- Catcher
- Born: April 19, 1889 Chicago, Illinois, U.S.
- Died: November 19, 1955 (aged 66) Chicago, Illinois, U.S.
- Batted: RightThrew: Right

MLB debut
- June 13, 1918, for the Chicago White Sox

Last MLB appearance
- August 24, 1918, for the Chicago White Sox

MLB statistics
- Batting average: .205
- Home runs: 0
- Runs batted in: 3
- Stats at Baseball Reference

Teams
- Chicago White Sox (1918);

= Otto Jacobs =

American baseball player (1889–1955)

Otto Albert Jacobs (April 19, 1889 – November 19, 1955) was an American catcher in Major League Baseball. He played for the Chicago White Sox in 1918.

==Biography==
Jacobs was born in Chicago, Illinois, and started his professional baseball career in 1910. He spent the next few years in the Illinois–Indiana–Iowa League.

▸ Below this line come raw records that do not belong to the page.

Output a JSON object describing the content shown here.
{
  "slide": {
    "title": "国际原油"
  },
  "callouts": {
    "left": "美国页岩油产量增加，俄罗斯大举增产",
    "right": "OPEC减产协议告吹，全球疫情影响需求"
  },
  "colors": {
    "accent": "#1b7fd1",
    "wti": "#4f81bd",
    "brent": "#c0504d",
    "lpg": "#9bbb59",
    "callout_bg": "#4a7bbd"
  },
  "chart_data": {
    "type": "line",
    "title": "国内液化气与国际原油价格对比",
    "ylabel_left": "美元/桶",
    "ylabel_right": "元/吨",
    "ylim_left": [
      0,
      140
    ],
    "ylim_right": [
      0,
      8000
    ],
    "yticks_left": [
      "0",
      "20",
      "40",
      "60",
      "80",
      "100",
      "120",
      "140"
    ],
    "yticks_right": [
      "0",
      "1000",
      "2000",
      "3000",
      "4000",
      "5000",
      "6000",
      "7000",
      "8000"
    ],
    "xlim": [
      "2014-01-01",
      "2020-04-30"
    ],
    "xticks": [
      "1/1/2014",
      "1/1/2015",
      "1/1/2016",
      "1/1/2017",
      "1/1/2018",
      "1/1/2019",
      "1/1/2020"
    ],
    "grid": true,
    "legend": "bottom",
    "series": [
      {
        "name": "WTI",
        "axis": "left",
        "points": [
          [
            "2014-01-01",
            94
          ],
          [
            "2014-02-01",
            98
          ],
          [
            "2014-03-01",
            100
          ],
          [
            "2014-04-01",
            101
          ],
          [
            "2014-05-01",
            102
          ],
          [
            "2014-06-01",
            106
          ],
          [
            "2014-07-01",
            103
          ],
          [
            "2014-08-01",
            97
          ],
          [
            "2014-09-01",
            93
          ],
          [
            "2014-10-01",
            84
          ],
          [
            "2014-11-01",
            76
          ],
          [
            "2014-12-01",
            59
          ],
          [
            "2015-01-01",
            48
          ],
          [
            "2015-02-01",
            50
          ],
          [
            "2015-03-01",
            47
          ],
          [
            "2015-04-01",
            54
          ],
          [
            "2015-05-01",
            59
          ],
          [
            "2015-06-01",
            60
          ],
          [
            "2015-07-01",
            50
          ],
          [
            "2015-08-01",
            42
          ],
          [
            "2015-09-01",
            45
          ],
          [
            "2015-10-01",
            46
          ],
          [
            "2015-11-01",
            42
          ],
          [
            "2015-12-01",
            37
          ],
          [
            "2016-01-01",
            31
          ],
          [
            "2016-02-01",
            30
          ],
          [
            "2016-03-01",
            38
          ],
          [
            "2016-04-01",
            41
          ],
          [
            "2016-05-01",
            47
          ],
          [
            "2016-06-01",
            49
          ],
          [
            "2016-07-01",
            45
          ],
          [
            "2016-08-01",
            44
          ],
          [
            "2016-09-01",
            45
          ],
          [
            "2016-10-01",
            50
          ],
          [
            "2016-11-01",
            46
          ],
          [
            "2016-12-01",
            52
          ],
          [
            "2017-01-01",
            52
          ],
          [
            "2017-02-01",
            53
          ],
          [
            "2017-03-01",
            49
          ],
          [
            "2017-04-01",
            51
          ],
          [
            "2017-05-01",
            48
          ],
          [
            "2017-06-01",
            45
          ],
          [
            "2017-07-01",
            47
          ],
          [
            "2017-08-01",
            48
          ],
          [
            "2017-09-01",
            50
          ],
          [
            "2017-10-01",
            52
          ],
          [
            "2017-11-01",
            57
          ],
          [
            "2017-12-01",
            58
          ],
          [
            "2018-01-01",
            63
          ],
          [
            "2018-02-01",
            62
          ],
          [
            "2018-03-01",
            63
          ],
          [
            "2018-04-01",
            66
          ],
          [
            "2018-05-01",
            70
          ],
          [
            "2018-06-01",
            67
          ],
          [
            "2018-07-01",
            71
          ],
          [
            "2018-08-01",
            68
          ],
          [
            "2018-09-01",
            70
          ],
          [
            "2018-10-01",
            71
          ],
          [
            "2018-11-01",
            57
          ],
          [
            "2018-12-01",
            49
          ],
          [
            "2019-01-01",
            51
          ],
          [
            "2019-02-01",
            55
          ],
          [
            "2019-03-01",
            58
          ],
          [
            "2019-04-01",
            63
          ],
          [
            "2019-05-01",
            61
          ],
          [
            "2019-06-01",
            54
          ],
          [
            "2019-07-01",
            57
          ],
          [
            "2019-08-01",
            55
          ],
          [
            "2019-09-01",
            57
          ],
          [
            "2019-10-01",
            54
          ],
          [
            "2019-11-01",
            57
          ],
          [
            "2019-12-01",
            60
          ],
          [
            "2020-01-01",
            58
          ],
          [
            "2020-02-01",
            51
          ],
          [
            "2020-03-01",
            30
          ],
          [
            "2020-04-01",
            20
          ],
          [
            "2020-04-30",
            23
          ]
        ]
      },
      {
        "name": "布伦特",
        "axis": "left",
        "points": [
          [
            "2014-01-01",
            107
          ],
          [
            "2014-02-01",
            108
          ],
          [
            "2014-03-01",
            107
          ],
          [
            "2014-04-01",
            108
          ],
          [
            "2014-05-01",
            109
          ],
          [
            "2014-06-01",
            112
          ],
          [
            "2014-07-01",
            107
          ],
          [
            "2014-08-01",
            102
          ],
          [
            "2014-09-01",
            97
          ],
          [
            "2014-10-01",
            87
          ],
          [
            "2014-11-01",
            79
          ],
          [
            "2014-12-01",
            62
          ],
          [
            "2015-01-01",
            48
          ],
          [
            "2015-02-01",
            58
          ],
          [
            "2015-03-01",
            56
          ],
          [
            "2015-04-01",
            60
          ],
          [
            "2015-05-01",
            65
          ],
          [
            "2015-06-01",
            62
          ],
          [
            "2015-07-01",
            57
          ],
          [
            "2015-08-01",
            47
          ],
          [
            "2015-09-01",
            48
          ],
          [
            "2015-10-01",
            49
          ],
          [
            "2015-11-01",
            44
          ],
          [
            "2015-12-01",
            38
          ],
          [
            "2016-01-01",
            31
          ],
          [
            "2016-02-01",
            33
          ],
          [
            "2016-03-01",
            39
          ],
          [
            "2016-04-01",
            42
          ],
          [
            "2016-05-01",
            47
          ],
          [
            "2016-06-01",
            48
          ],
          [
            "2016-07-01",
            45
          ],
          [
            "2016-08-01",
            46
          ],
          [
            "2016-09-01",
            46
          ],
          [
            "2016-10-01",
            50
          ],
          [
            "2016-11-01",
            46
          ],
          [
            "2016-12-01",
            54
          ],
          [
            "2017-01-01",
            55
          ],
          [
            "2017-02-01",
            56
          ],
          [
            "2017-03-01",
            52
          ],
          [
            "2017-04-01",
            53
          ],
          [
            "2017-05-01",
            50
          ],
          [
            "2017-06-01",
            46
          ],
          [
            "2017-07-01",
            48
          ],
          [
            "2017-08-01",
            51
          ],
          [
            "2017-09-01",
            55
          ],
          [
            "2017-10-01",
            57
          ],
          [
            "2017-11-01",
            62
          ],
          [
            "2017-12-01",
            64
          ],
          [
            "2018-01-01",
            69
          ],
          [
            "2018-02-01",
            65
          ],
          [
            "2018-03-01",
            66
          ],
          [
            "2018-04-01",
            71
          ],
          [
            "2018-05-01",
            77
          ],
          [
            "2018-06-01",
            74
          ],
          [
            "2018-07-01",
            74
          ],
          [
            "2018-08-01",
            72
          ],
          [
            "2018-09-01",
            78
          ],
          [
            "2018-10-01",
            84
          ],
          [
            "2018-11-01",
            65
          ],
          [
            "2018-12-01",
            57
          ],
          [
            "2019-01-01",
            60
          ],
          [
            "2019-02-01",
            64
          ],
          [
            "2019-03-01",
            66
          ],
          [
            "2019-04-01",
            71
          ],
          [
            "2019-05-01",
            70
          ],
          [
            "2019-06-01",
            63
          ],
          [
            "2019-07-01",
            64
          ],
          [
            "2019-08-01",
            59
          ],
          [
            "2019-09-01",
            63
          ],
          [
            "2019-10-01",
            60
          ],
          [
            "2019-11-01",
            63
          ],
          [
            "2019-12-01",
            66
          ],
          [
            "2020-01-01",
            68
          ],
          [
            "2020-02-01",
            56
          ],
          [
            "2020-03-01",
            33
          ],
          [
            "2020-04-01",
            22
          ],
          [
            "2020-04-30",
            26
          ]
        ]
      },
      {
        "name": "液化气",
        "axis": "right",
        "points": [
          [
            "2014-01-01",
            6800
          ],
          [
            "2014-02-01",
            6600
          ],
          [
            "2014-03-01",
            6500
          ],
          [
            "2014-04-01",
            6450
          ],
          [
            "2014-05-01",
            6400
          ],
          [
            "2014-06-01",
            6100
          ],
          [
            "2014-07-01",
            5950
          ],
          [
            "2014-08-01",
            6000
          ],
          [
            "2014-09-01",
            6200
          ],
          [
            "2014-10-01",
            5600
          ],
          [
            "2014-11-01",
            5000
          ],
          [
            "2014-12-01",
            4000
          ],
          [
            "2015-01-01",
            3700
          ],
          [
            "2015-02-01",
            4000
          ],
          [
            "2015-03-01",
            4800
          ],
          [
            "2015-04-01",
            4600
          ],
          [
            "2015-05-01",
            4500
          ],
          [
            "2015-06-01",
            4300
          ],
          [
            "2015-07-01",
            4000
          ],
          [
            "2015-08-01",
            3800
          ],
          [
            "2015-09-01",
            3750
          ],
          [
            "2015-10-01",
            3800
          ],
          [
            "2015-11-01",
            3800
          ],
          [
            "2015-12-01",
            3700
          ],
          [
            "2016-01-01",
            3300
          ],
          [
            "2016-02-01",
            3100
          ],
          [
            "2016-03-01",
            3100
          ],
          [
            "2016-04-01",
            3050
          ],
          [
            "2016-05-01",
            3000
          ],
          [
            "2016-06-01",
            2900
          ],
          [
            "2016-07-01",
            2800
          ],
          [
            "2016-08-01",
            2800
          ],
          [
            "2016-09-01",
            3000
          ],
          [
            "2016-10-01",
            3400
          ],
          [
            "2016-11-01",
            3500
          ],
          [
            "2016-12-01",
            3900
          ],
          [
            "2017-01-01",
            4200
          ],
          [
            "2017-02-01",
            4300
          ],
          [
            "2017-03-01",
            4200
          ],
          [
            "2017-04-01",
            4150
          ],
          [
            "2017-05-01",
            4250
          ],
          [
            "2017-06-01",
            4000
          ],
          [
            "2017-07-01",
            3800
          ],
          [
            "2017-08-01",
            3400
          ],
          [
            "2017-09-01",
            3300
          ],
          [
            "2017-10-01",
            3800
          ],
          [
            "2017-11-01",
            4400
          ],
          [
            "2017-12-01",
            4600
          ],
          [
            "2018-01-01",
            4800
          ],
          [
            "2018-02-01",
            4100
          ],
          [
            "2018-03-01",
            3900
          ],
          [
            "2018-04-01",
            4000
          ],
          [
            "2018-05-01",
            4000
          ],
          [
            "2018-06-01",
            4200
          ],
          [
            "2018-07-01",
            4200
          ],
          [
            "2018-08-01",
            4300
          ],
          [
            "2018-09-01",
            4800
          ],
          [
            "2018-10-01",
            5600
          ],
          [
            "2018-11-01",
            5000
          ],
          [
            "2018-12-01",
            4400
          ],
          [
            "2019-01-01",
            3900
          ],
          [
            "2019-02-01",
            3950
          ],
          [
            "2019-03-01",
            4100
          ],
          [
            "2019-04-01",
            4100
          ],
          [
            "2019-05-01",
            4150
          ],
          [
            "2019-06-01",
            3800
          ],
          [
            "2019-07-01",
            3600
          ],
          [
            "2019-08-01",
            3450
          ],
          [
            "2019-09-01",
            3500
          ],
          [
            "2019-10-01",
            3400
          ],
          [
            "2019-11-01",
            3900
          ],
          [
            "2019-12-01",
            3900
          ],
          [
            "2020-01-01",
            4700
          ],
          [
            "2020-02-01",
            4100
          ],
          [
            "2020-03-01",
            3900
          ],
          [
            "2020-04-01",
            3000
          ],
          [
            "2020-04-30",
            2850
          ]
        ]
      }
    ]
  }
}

In 1915, he joined the Rockford Wakes and had his best season, batting .302 and leading the league in home runs (7) and slugging percentage (.449).

In 1918, with the Chicago White Sox roster depleted due to World War I, Jacobs joined the team as a backup catcher. He played in 29 games and batted .205. Later that year, he played with a semi-pro team called the Joliet Standards.

Jacobs died in 1955, at the age of 66.